The Isetta sold well enough that, in 1957, BMW expanded the line with a four-passenger version. Called the 600, it had a flat, 585-cc, 19.5-hp, two-cylinder motorcycle engine.
The 600 retained the front opening door and added a right rear side door for access to the surprisingly roomy back seat. Transmission shifting was through a conventional four-on-the-floor gear lever.
Isettas were also built under licence in France, Brazil and England. Total production between 1955 and 1962 was almost 162,000 in four versions: bubble window, sliding window and convertible, plus a rare pickup truck.
The performance of the Isetta was definitely not freeway friendly. When Road & Track magazine (2/’58) tested a 300, it recorded a top speed of approximately 80 kilometres an hour and a zero-to-64-km/h acceleration time of 20 seconds. Fuel economy was tremendous, however, being in the range of 3.9 to 3.1 litres per 100 km.

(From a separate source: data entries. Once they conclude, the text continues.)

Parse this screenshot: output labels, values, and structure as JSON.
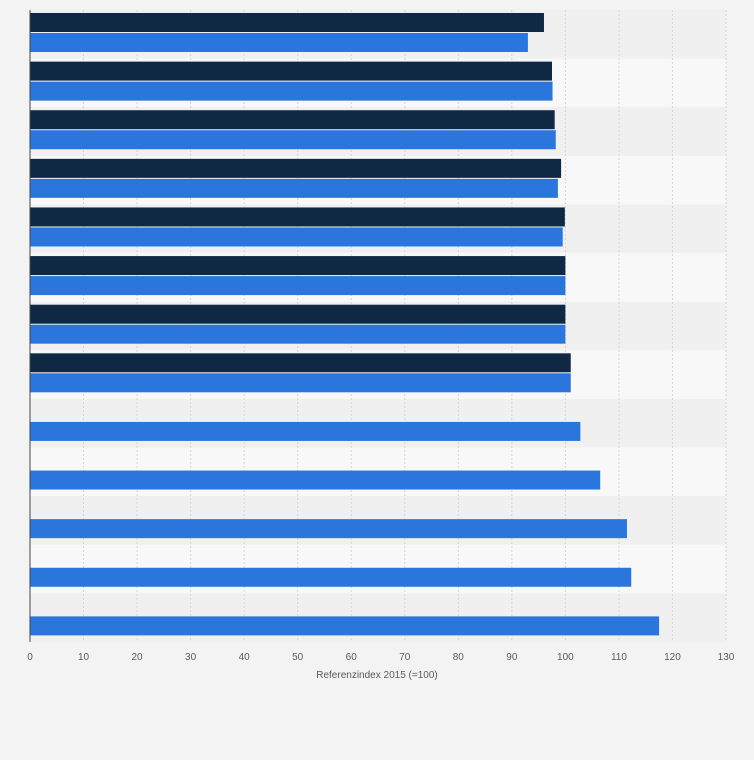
{
  "chart_data": {
    "type": "bar",
    "orientation": "horizontal",
    "categories": [
      "",
      "",
      "",
      "",
      "",
      "",
      "",
      "",
      "",
      "",
      "",
      "",
      ""
    ],
    "series": [
      {
        "color": "#0f2844",
        "values": [
          96,
          97.5,
          98,
          99.2,
          99.9,
          100,
          100,
          101,
          null,
          null,
          null,
          null,
          null
        ]
      },
      {
        "color": "#2a76dd",
        "values": [
          93,
          97.6,
          98.2,
          98.6,
          99.5,
          100,
          100,
          101,
          102.8,
          106.5,
          111.5,
          112.3,
          117.5
        ]
      }
    ],
    "xlabel": "Referenzindex 2015 (=100)",
    "xlim": [
      0,
      130
    ],
    "xticks": [
      0,
      10,
      20,
      30,
      40,
      50,
      60,
      70,
      80,
      90,
      100,
      110,
      120,
      130
    ],
    "grid": true,
    "legend": "none"
  }
}
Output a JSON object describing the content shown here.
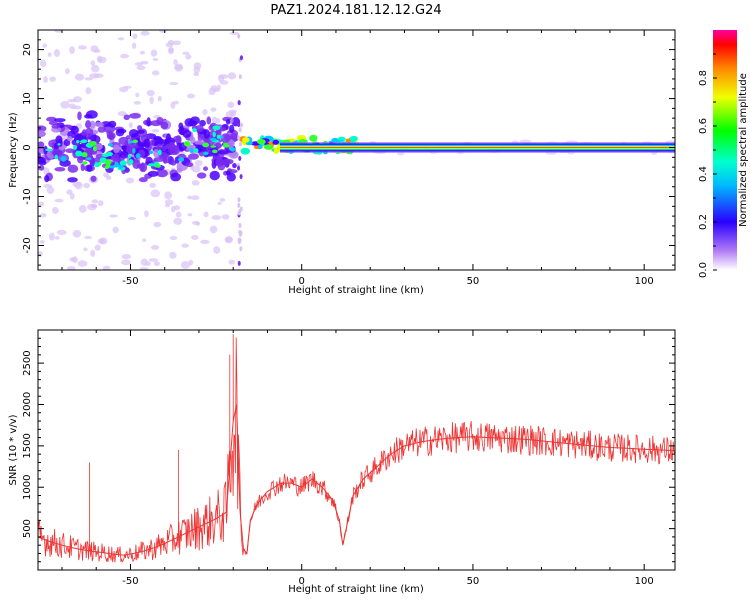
{
  "figure": {
    "title": "PAZ1.2024.181.12.12.G24"
  },
  "chart_data": [
    {
      "type": "heatmap",
      "title": "",
      "xlabel": "Height of straight line (km)",
      "ylabel": "Frequency (Hz)",
      "xlim": [
        -77,
        109
      ],
      "ylim": [
        -25,
        24
      ],
      "xticks": [
        -50,
        0,
        50,
        100
      ],
      "yticks": [
        -20,
        -10,
        0,
        10,
        20
      ],
      "grid": false,
      "colorbar": {
        "label": "Normalized spectral amplitude",
        "range": [
          0,
          1
        ],
        "ticks": [
          "0.0",
          "0.2",
          "0.4",
          "0.6",
          "0.8"
        ]
      },
      "description_series": [
        {
          "x_range": [
            -77,
            -20
          ],
          "freq_spread_hz": [
            -6,
            6
          ],
          "amplitude": [
            0.1,
            0.35
          ]
        },
        {
          "x_range": [
            -34,
            -20
          ],
          "freq_center_hz": 2,
          "amplitude": [
            0.2,
            0.45
          ]
        },
        {
          "x_range": [
            -17,
            15
          ],
          "freq_center_hz": 0.5,
          "amplitude": [
            0.4,
            0.8
          ]
        },
        {
          "x_range": [
            -5,
            109
          ],
          "freq_center_hz": 0,
          "amplitude": [
            0.5,
            0.95
          ]
        }
      ]
    },
    {
      "type": "line",
      "title": "",
      "xlabel": "Height of straight line (km)",
      "ylabel": "SNR (10 * v/v)",
      "xlim": [
        -77,
        109
      ],
      "ylim": [
        0,
        2900
      ],
      "xticks": [
        -50,
        0,
        50,
        100
      ],
      "yticks": [
        500,
        1000,
        1500,
        2000,
        2500
      ],
      "grid": false,
      "series": [
        {
          "color": "#ee3333",
          "x": [
            -77,
            -74,
            -70,
            -66,
            -62,
            -58,
            -55,
            -52,
            -49,
            -46,
            -43,
            -40,
            -37,
            -34,
            -31,
            -28,
            -25,
            -22,
            -20,
            -19,
            -18,
            -17,
            -16,
            -15,
            -13,
            -10,
            -6,
            -3,
            0,
            3,
            6,
            9,
            11,
            12,
            15,
            18,
            22,
            26,
            30,
            35,
            40,
            45,
            50,
            55,
            60,
            65,
            70,
            75,
            80,
            85,
            90,
            95,
            100,
            105,
            109
          ],
          "y": [
            400,
            350,
            300,
            260,
            230,
            210,
            190,
            180,
            200,
            230,
            270,
            320,
            380,
            440,
            500,
            560,
            620,
            700,
            1800,
            2000,
            700,
            250,
            200,
            600,
            800,
            950,
            1050,
            1050,
            1000,
            1100,
            1000,
            850,
            600,
            300,
            900,
            1100,
            1250,
            1400,
            1500,
            1550,
            1580,
            1600,
            1610,
            1600,
            1590,
            1580,
            1560,
            1540,
            1520,
            1500,
            1480,
            1470,
            1460,
            1450,
            1440
          ]
        }
      ],
      "peaks": [
        {
          "x": -20,
          "y": 2850
        },
        {
          "x": -21,
          "y": 2600
        },
        {
          "x": -36,
          "y": 1450
        },
        {
          "x": -62,
          "y": 1300
        }
      ]
    }
  ]
}
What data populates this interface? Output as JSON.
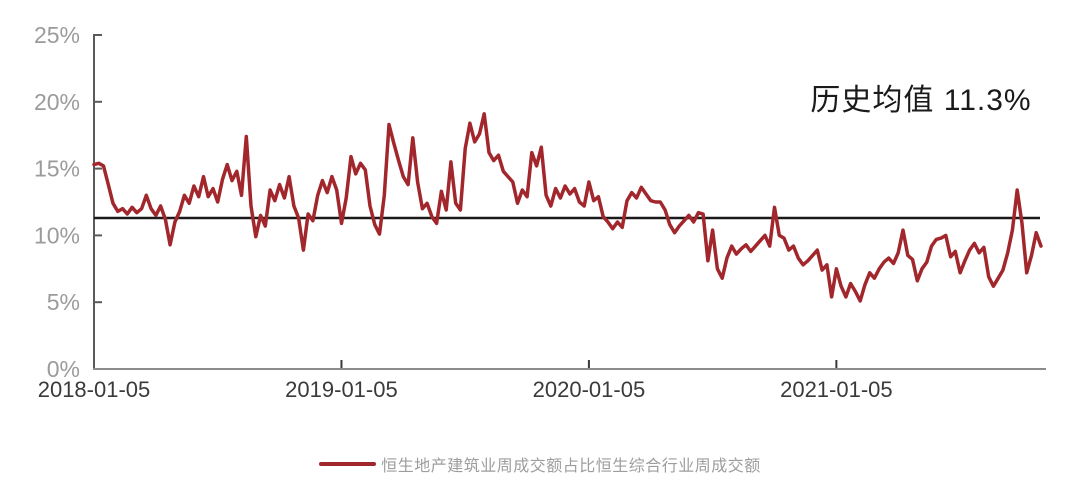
{
  "chart_data": {
    "type": "line",
    "title": "",
    "description_annotation": "历史均值 11.3%",
    "grid": "off",
    "legend_position": "bottom-center",
    "y_axis": {
      "ylim": [
        0,
        25
      ],
      "tick_values": [
        0,
        5,
        10,
        15,
        20,
        25
      ],
      "tick_labels": [
        "0%",
        "5%",
        "10%",
        "15%",
        "20%",
        "25%"
      ]
    },
    "x_axis": {
      "unit": "week",
      "ticks": [
        {
          "label": "2018-01-05",
          "week": 0
        },
        {
          "label": "2019-01-05",
          "week": 52
        },
        {
          "label": "2020-01-05",
          "week": 104
        },
        {
          "label": "2021-01-05",
          "week": 156
        }
      ],
      "total_points": 200
    },
    "mean_line": {
      "value": 11.3,
      "label": "历史均值 11.3%",
      "color": "#1a1a1a"
    },
    "series": [
      {
        "name": "恒生地产建筑业周成交额占比恒生综合行业周成交额",
        "color": "#a2272d",
        "values": [
          15.3,
          15.4,
          15.2,
          13.8,
          12.4,
          11.8,
          12.0,
          11.6,
          12.1,
          11.7,
          12.0,
          13.0,
          12.0,
          11.5,
          12.2,
          11.2,
          9.3,
          11.0,
          11.8,
          13.0,
          12.4,
          13.7,
          12.9,
          14.4,
          12.9,
          13.5,
          12.5,
          14.2,
          15.3,
          14.1,
          14.8,
          13.0,
          17.4,
          12.2,
          9.9,
          11.5,
          10.7,
          13.4,
          12.6,
          13.8,
          12.8,
          14.4,
          12.2,
          11.3,
          8.9,
          11.6,
          11.1,
          13.0,
          14.1,
          13.2,
          14.4,
          13.4,
          10.9,
          12.8,
          15.9,
          14.6,
          15.4,
          14.9,
          12.2,
          10.8,
          10.1,
          13.0,
          18.3,
          16.9,
          15.6,
          14.4,
          13.8,
          17.3,
          14.0,
          12.0,
          12.4,
          11.4,
          10.9,
          13.3,
          11.9,
          15.5,
          12.4,
          11.9,
          16.5,
          18.4,
          17.0,
          17.6,
          19.1,
          16.2,
          15.6,
          16.0,
          14.8,
          14.4,
          14.0,
          12.4,
          13.4,
          12.9,
          16.2,
          15.2,
          16.6,
          13.0,
          12.2,
          13.5,
          12.8,
          13.7,
          13.1,
          13.5,
          12.5,
          12.2,
          14.0,
          12.6,
          12.9,
          11.4,
          11.0,
          10.5,
          11.0,
          10.6,
          12.6,
          13.2,
          12.8,
          13.6,
          13.1,
          12.6,
          12.5,
          12.5,
          11.9,
          10.8,
          10.2,
          10.7,
          11.1,
          11.5,
          11.0,
          11.7,
          11.6,
          8.1,
          10.4,
          7.5,
          6.8,
          8.3,
          9.2,
          8.6,
          9.0,
          9.3,
          8.8,
          9.2,
          9.6,
          10.0,
          9.2,
          12.1,
          10.0,
          9.8,
          8.9,
          9.2,
          8.3,
          7.8,
          8.1,
          8.5,
          8.9,
          7.4,
          7.8,
          5.4,
          7.5,
          6.2,
          5.4,
          6.4,
          5.8,
          5.1,
          6.3,
          7.2,
          6.8,
          7.5,
          8.0,
          8.3,
          7.9,
          8.7,
          10.4,
          8.5,
          8.2,
          6.6,
          7.5,
          8.0,
          9.2,
          9.7,
          9.8,
          10.0,
          8.4,
          8.8,
          7.2,
          8.1,
          8.9,
          9.4,
          8.7,
          9.1,
          6.9,
          6.2,
          6.8,
          7.4,
          8.7,
          10.4,
          13.4,
          10.9,
          7.2,
          8.5,
          10.2,
          9.2
        ]
      }
    ],
    "legend": {
      "label": "恒生地产建筑业周成交额占比恒生综合行业周成交额",
      "line_color": "#a2272d"
    }
  },
  "colors": {
    "series_red": "#a2272d",
    "mean_black": "#1a1a1a",
    "y_label_gray": "#9b9b9b",
    "x_label_dark": "#3a3a3a",
    "y_axis_line": "#5a5a5a",
    "x_axis_line": "#8c8c8c",
    "background": "#ffffff"
  }
}
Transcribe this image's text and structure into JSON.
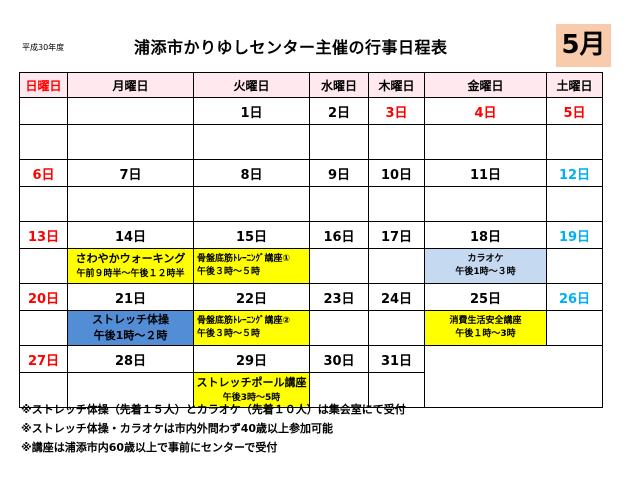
{
  "header": {
    "era_year": "平成30年度",
    "title": "浦添市かりゆしセンター主催の行事日程表",
    "month": "5月"
  },
  "weekdays": [
    "日曜日",
    "月曜日",
    "火曜日",
    "水曜日",
    "木曜日",
    "金曜日",
    "土曜日"
  ],
  "weeks": [
    {
      "days": [
        "",
        "",
        "1日",
        "2日",
        "3日",
        "4日",
        "5日"
      ],
      "events": [
        "",
        "",
        "",
        "",
        "",
        "",
        ""
      ]
    },
    {
      "days": [
        "6日",
        "7日",
        "8日",
        "9日",
        "10日",
        "11日",
        "12日"
      ],
      "events": [
        "",
        "",
        "",
        "",
        "",
        "",
        ""
      ]
    },
    {
      "days": [
        "13日",
        "14日",
        "15日",
        "16日",
        "17日",
        "18日",
        "19日"
      ],
      "events": [
        "",
        {
          "name": "さわやかウォーキング",
          "time": "午前９時半～午後１２時半",
          "color": "yellow"
        },
        {
          "name": "骨盤底筋ﾄﾚｰﾆﾝｸﾞ講座①",
          "time": "午後３時～５時",
          "color": "yellow"
        },
        "",
        "",
        {
          "name": "カラオケ",
          "time": "午後1時～３時",
          "color": "lblue"
        },
        ""
      ]
    },
    {
      "days": [
        "20日",
        "21日",
        "22日",
        "23日",
        "24日",
        "25日",
        "26日"
      ],
      "events": [
        "",
        {
          "name": "ストレッチ体操",
          "time": "午後1時～２時",
          "color": "mblue"
        },
        {
          "name": "骨盤底筋ﾄﾚｰﾆﾝｸﾞ講座②",
          "time": "午後３時～５時",
          "color": "yellow"
        },
        "",
        "",
        {
          "name": "消費生活安全講座",
          "time": "午後１時～3時",
          "color": "yellow"
        },
        ""
      ]
    },
    {
      "days": [
        "27日",
        "28日",
        "29日",
        "30日",
        "31日",
        "",
        ""
      ],
      "events": [
        "",
        "",
        {
          "name": "ストレッチポール講座",
          "time": "午後3時～5時",
          "color": "yellow"
        },
        "",
        "",
        "",
        ""
      ]
    }
  ],
  "notes": [
    "※ストレッチ体操（先着１５人）とカラオケ（先着１０人）は集会室にて受付",
    "※ストレッチ体操・カラオケは市内外問わず40歳以上参加可能",
    "※講座は浦添市内60歳以上で事前にセンターで受付"
  ],
  "colors": {
    "header_bg": "#ffe9ef",
    "month_bg": "#f8cbad",
    "sunday_holiday": "#ff0000",
    "saturday": "#00b0f0",
    "event_yellow": "#ffff00",
    "event_light_blue": "#c5d9f1",
    "event_blue": "#538dd5"
  }
}
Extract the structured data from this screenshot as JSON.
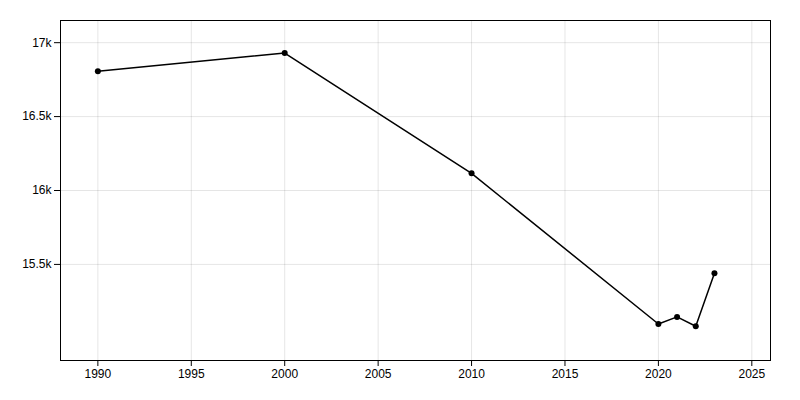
{
  "chart_data": {
    "type": "line",
    "x": [
      1990,
      2000,
      2010,
      2020,
      2021,
      2022,
      2023
    ],
    "values": [
      16807,
      16930,
      16116,
      15097,
      15145,
      15082,
      15441
    ],
    "marker": "circle",
    "xlim": [
      1988,
      2026
    ],
    "xticks": [
      1990,
      1995,
      2000,
      2005,
      2010,
      2015,
      2020,
      2025
    ],
    "ylim": [
      14850,
      17150
    ],
    "yticks": [
      {
        "value": 15500,
        "label": "15.5k"
      },
      {
        "value": 16000,
        "label": "16k"
      },
      {
        "value": 16500,
        "label": "16.5k"
      },
      {
        "value": 17000,
        "label": "17k"
      }
    ],
    "grid": true
  }
}
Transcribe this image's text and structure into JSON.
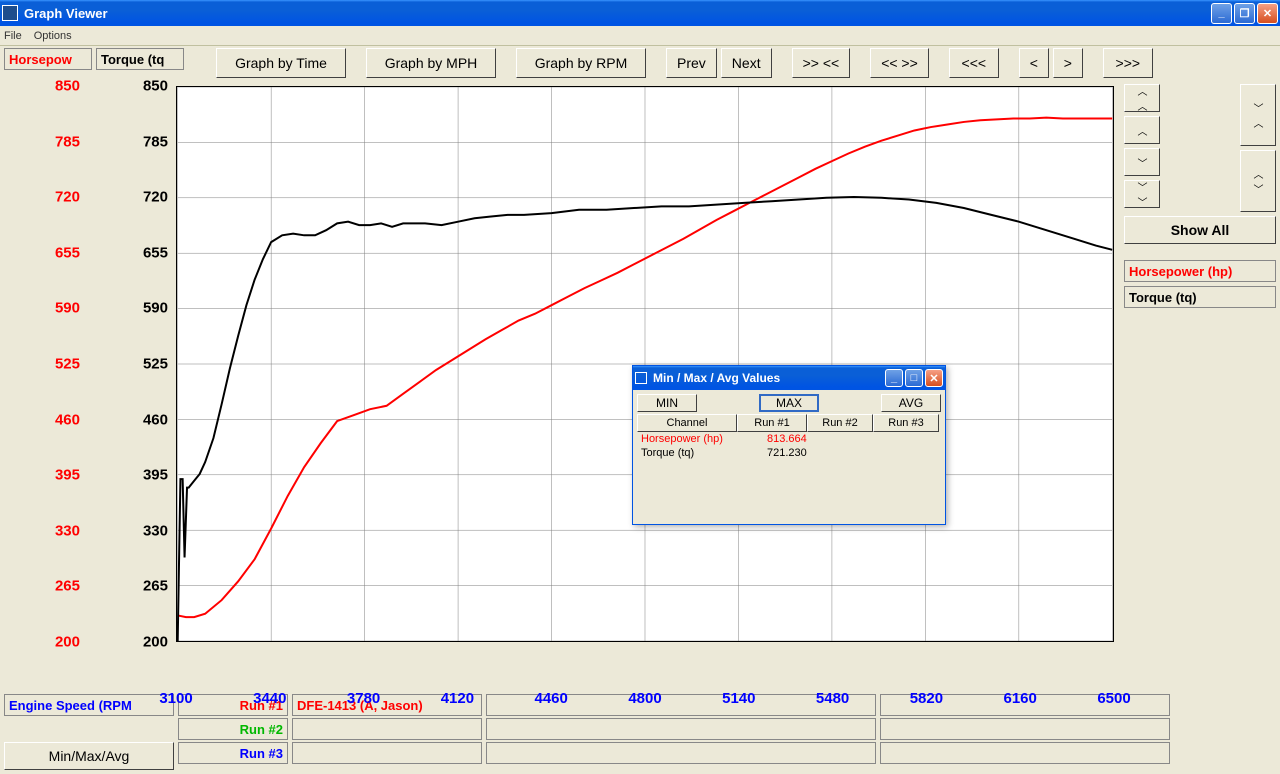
{
  "window": {
    "title": "Graph Viewer"
  },
  "menubar": [
    "File",
    "Options"
  ],
  "axis_headers": {
    "hp": "Horsepow",
    "tq": "Torque (tq"
  },
  "toolbar_buttons": {
    "by_time": "Graph by Time",
    "by_mph": "Graph by MPH",
    "by_rpm": "Graph by RPM",
    "prev": "Prev",
    "next": "Next",
    "zoom_out_in": ">> <<",
    "zoom_in_out": "<< >>",
    "rewind": "<<<",
    "left": "<",
    "right": ">",
    "fwd": ">>>"
  },
  "right_panel": {
    "show_all": "Show All",
    "series_hp": "Horsepower (hp)",
    "series_tq": "Torque (tq)"
  },
  "chart": {
    "type": "line",
    "background_color": "#ffffff",
    "grid_color": "#808080",
    "x": {
      "min": 3100,
      "max": 6500,
      "ticks": [
        3100,
        3440,
        3780,
        4120,
        4460,
        4800,
        5140,
        5480,
        5820,
        6160,
        6500
      ],
      "tick_color": "#0000ff",
      "tick_fontsize": 15,
      "tick_fontweight": "bold"
    },
    "y": {
      "min": 200,
      "max": 850,
      "ticks": [
        200,
        265,
        330,
        395,
        460,
        525,
        590,
        655,
        720,
        785,
        850
      ],
      "tick_fontsize": 15,
      "tick_fontweight": "bold"
    },
    "series": [
      {
        "name": "Horsepower (hp)",
        "color": "#ff0000",
        "width": 2,
        "points": [
          [
            3100,
            230
          ],
          [
            3130,
            228
          ],
          [
            3160,
            228
          ],
          [
            3200,
            232
          ],
          [
            3260,
            248
          ],
          [
            3320,
            270
          ],
          [
            3380,
            296
          ],
          [
            3440,
            332
          ],
          [
            3500,
            370
          ],
          [
            3560,
            404
          ],
          [
            3620,
            432
          ],
          [
            3680,
            458
          ],
          [
            3740,
            465
          ],
          [
            3800,
            472
          ],
          [
            3860,
            476
          ],
          [
            3920,
            490
          ],
          [
            3980,
            504
          ],
          [
            4040,
            518
          ],
          [
            4100,
            530
          ],
          [
            4160,
            542
          ],
          [
            4220,
            554
          ],
          [
            4280,
            565
          ],
          [
            4340,
            576
          ],
          [
            4400,
            584
          ],
          [
            4460,
            594
          ],
          [
            4520,
            604
          ],
          [
            4580,
            614
          ],
          [
            4640,
            623
          ],
          [
            4700,
            632
          ],
          [
            4760,
            642
          ],
          [
            4820,
            652
          ],
          [
            4880,
            662
          ],
          [
            4940,
            672
          ],
          [
            5000,
            683
          ],
          [
            5060,
            694
          ],
          [
            5120,
            704
          ],
          [
            5180,
            714
          ],
          [
            5240,
            724
          ],
          [
            5300,
            734
          ],
          [
            5360,
            744
          ],
          [
            5420,
            754
          ],
          [
            5480,
            763
          ],
          [
            5540,
            772
          ],
          [
            5600,
            780
          ],
          [
            5660,
            787
          ],
          [
            5720,
            793
          ],
          [
            5780,
            799
          ],
          [
            5840,
            803
          ],
          [
            5900,
            806
          ],
          [
            5960,
            809
          ],
          [
            6020,
            811
          ],
          [
            6080,
            812
          ],
          [
            6140,
            813
          ],
          [
            6200,
            813
          ],
          [
            6260,
            814
          ],
          [
            6320,
            813
          ],
          [
            6380,
            813
          ],
          [
            6440,
            813
          ],
          [
            6500,
            813
          ]
        ]
      },
      {
        "name": "Torque (tq)",
        "color": "#000000",
        "width": 2,
        "points": [
          [
            3100,
            200
          ],
          [
            3110,
            390
          ],
          [
            3118,
            390
          ],
          [
            3125,
            298
          ],
          [
            3134,
            380
          ],
          [
            3140,
            380
          ],
          [
            3160,
            388
          ],
          [
            3180,
            396
          ],
          [
            3200,
            410
          ],
          [
            3230,
            438
          ],
          [
            3260,
            478
          ],
          [
            3290,
            520
          ],
          [
            3320,
            558
          ],
          [
            3350,
            594
          ],
          [
            3380,
            624
          ],
          [
            3410,
            648
          ],
          [
            3440,
            668
          ],
          [
            3480,
            676
          ],
          [
            3520,
            678
          ],
          [
            3560,
            676
          ],
          [
            3600,
            676
          ],
          [
            3640,
            682
          ],
          [
            3680,
            690
          ],
          [
            3720,
            692
          ],
          [
            3760,
            688
          ],
          [
            3800,
            688
          ],
          [
            3840,
            690
          ],
          [
            3880,
            686
          ],
          [
            3920,
            690
          ],
          [
            3960,
            690
          ],
          [
            4000,
            690
          ],
          [
            4060,
            688
          ],
          [
            4120,
            692
          ],
          [
            4180,
            696
          ],
          [
            4240,
            698
          ],
          [
            4300,
            700
          ],
          [
            4360,
            700
          ],
          [
            4460,
            702
          ],
          [
            4560,
            706
          ],
          [
            4660,
            706
          ],
          [
            4760,
            708
          ],
          [
            4860,
            710
          ],
          [
            4960,
            710
          ],
          [
            5060,
            712
          ],
          [
            5160,
            714
          ],
          [
            5260,
            716
          ],
          [
            5360,
            718
          ],
          [
            5460,
            720
          ],
          [
            5560,
            721
          ],
          [
            5660,
            720
          ],
          [
            5760,
            718
          ],
          [
            5860,
            714
          ],
          [
            5960,
            708
          ],
          [
            6060,
            700
          ],
          [
            6160,
            692
          ],
          [
            6260,
            682
          ],
          [
            6360,
            672
          ],
          [
            6440,
            664
          ],
          [
            6500,
            659
          ]
        ]
      }
    ]
  },
  "bottom": {
    "engine_speed": "Engine Speed (RPM",
    "minmaxavg": "Min/Max/Avg",
    "run_labels": [
      "Run #1",
      "Run #2",
      "Run #3"
    ],
    "run_colors": [
      "#ff0000",
      "#00b800",
      "#0000ff"
    ],
    "dfe": "DFE-1413 (A, Jason)"
  },
  "dialog": {
    "title": "Min / Max / Avg Values",
    "buttons": {
      "min": "MIN",
      "max": "MAX",
      "avg": "AVG"
    },
    "columns": [
      "Channel",
      "Run #1",
      "Run #2",
      "Run #3"
    ],
    "rows": [
      {
        "label": "Horsepower (hp)",
        "color": "#ff0000",
        "run1": "813.664"
      },
      {
        "label": "Torque (tq)",
        "color": "#000000",
        "run1": "721.230"
      }
    ]
  }
}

The Isetta engine was started by a combination generator-starter unit called a Dynastart.
Visibility was excellent, akin to a fishbowl, and this turned out to be an important feature because large potholes would easily swallow the Isetta’s tiny 10-inch wheels. Parking, of course, was a breeze — one simply nosed into the curb and stepped out onto the sidewalk.
Isetta drivers could not be shy or retiring because the car attracted attention everywhere they went. The most common inquiry was: “Is this really a BMW?” Many people apparently missed this short chapter in BMW history.
The two-passenger Isetta and the 600 helped pull BMW back from the brink of bankruptcy. It introduced a 700 model in 1960, a more conventional-looking car, although one still powered by a rear-mounted, air-cooled twin. BMW’s big break came in 1962 with the launching of the conventional 1500 sedan, forerunner of the very successful 2002 model.